Compressed Sensing: Better Reweighted L1 with Hidden Markov Trees when using Wavelets and Choosing a wavelet should be an afterthought

We covered the release of Wavelet-Domain Compressive Signal Reconstruction Using a Hidden Markov Tree Model by Marco Duarte, Michael Wakin and Richard Baraniuk before. We now also have the slides presented at ICASSP. To recall the abstract:
Compressive sensing aims to recover a sparse or compressible signal froma small set of projections onto random vectors; conventional solutions involve linear programming or greedy algorithms that can be computationally expensive. Moreover, these recovery techniques are generic and assume no particular structure in the signal aside from sparsity. In this paper, we propose a new algorithm that enables fast recovery of piecewise smooth signals, a large and useful class of signals whose sparse wavelet expansions feature a distinct “connected tree” structure. Our algorithm fuses recent results on iterative reweighted ℓ1-norm minimization with the wavelet Hidden Markov Tree model. The resulting optimization-based solver outperforms the standard compressive recovery algorithms as well as previously proposed wavelet-based recovery algorithms. As a bonus, the algorithm reduces the number of measurements necessary to achieve low-distortion reconstruction.

We have already seen that tree-based techniques were likely to yield improvements in reconstruction methods dealing with wavelet coefficients. In visual term this technique allows the coefficients being used in the reweighted L1 algorithm

to be modified so that it would weigh contingent on belonging to the right part of the tree.

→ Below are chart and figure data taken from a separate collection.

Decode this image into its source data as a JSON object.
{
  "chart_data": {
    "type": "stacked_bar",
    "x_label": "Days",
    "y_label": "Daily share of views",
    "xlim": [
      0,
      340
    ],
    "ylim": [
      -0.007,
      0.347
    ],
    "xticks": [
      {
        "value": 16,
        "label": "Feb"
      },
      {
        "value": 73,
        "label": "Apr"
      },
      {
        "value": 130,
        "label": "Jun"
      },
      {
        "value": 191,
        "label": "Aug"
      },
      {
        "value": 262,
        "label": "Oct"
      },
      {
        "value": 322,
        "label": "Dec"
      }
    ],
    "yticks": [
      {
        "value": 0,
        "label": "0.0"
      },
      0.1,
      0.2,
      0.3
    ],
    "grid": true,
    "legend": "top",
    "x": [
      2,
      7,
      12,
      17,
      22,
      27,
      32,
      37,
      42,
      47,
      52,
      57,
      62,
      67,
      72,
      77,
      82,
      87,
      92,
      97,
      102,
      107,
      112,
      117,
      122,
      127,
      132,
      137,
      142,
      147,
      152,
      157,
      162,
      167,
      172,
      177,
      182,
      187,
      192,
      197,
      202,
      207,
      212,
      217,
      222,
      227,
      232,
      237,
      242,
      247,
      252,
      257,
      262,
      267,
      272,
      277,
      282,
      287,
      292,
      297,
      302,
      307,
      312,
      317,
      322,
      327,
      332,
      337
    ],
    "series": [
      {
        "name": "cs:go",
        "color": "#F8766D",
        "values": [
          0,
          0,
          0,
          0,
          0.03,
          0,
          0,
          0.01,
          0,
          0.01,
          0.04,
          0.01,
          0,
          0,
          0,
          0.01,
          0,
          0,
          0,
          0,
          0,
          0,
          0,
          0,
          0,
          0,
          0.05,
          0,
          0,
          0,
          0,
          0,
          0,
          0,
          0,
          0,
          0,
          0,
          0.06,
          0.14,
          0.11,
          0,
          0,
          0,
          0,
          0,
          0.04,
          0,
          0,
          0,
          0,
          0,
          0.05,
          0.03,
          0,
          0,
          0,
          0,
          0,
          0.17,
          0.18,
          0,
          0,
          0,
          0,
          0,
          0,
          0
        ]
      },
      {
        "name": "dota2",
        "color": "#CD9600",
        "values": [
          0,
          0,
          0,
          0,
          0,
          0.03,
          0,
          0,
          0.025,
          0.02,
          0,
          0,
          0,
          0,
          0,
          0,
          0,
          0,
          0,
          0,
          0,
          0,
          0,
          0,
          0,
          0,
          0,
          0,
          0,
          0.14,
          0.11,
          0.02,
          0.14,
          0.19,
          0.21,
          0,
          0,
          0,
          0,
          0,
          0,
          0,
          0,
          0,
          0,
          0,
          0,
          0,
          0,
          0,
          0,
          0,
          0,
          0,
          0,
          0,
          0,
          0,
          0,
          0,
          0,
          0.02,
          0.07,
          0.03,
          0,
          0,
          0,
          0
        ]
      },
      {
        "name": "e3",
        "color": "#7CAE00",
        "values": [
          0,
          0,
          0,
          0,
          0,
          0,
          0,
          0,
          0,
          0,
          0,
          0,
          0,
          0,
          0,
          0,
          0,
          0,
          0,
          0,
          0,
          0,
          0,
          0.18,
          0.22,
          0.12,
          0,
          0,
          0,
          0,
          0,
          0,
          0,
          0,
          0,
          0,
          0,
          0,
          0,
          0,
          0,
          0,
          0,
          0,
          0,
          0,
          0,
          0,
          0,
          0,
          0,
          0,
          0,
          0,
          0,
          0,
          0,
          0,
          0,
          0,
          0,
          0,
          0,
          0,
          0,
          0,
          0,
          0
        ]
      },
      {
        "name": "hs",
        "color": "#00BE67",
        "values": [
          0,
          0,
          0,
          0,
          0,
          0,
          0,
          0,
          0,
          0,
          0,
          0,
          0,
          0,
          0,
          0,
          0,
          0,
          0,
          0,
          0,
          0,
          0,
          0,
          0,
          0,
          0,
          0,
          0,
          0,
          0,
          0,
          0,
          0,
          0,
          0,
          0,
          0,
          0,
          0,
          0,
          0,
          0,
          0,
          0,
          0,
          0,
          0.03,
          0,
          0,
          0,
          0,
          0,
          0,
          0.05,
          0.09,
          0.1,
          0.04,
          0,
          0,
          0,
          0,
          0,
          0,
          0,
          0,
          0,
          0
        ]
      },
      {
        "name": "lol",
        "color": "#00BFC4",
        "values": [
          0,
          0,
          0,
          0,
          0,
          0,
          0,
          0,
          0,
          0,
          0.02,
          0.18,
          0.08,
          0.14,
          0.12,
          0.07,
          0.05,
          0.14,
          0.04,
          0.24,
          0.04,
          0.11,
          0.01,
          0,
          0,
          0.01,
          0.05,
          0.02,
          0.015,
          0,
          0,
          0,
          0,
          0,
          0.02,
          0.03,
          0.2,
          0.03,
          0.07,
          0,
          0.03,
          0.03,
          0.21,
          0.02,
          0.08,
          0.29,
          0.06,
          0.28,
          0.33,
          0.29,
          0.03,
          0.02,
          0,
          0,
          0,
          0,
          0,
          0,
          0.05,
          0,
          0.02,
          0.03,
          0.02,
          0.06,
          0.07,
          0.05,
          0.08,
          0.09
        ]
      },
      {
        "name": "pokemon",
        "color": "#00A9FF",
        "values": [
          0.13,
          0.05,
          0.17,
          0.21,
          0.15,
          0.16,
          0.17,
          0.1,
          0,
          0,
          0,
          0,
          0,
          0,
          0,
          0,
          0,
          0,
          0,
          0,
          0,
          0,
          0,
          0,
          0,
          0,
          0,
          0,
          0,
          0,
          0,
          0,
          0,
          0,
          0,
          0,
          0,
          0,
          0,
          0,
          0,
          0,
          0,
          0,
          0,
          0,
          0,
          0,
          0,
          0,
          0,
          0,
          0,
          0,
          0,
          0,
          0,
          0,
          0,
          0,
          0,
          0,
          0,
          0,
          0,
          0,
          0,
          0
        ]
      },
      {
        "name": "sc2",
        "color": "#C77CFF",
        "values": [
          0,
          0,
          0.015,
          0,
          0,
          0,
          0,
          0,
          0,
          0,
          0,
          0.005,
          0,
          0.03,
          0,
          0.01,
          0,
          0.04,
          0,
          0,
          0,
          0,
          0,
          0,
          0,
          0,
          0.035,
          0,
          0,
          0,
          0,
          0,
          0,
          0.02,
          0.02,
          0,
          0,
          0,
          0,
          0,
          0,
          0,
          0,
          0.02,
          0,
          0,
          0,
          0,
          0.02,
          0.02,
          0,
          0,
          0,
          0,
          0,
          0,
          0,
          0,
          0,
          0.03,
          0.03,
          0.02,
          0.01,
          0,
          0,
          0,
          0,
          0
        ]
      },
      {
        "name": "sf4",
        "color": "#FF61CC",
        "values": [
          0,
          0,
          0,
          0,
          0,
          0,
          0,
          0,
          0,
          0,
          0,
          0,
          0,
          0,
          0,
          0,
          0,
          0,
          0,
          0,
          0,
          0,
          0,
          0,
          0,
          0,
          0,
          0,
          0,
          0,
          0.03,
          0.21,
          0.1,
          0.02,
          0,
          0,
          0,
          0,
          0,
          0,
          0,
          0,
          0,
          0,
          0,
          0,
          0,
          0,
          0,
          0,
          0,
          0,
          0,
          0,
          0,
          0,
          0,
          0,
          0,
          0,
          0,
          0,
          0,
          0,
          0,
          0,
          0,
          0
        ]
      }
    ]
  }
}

Obviously, the reweighted lp algorithm could use a similar argument to speed things up.

A long presentation that parallels the tutorial presentation at ITA'08 was presented at ICASSP as well. It is entitled Compressive sensing - Theory and applications by Petros Boufounos, Justin Romberg and Richard Baraniuk. It is a nice tutorial that goes a little deeper than the ITA presentation if I recall. I think this is first time I see in not so many words that choosing a wavelet basis (out of many) should be an afterthought i.e. it should not be the driver for the requirements on designing hardware. This is new as the main worry in the wavelet community has always been to be extremely cautious on the type of wavelet family to choose because "a better one might still be around" especially with the lifting schemes. Compressed Sensing settles that argument.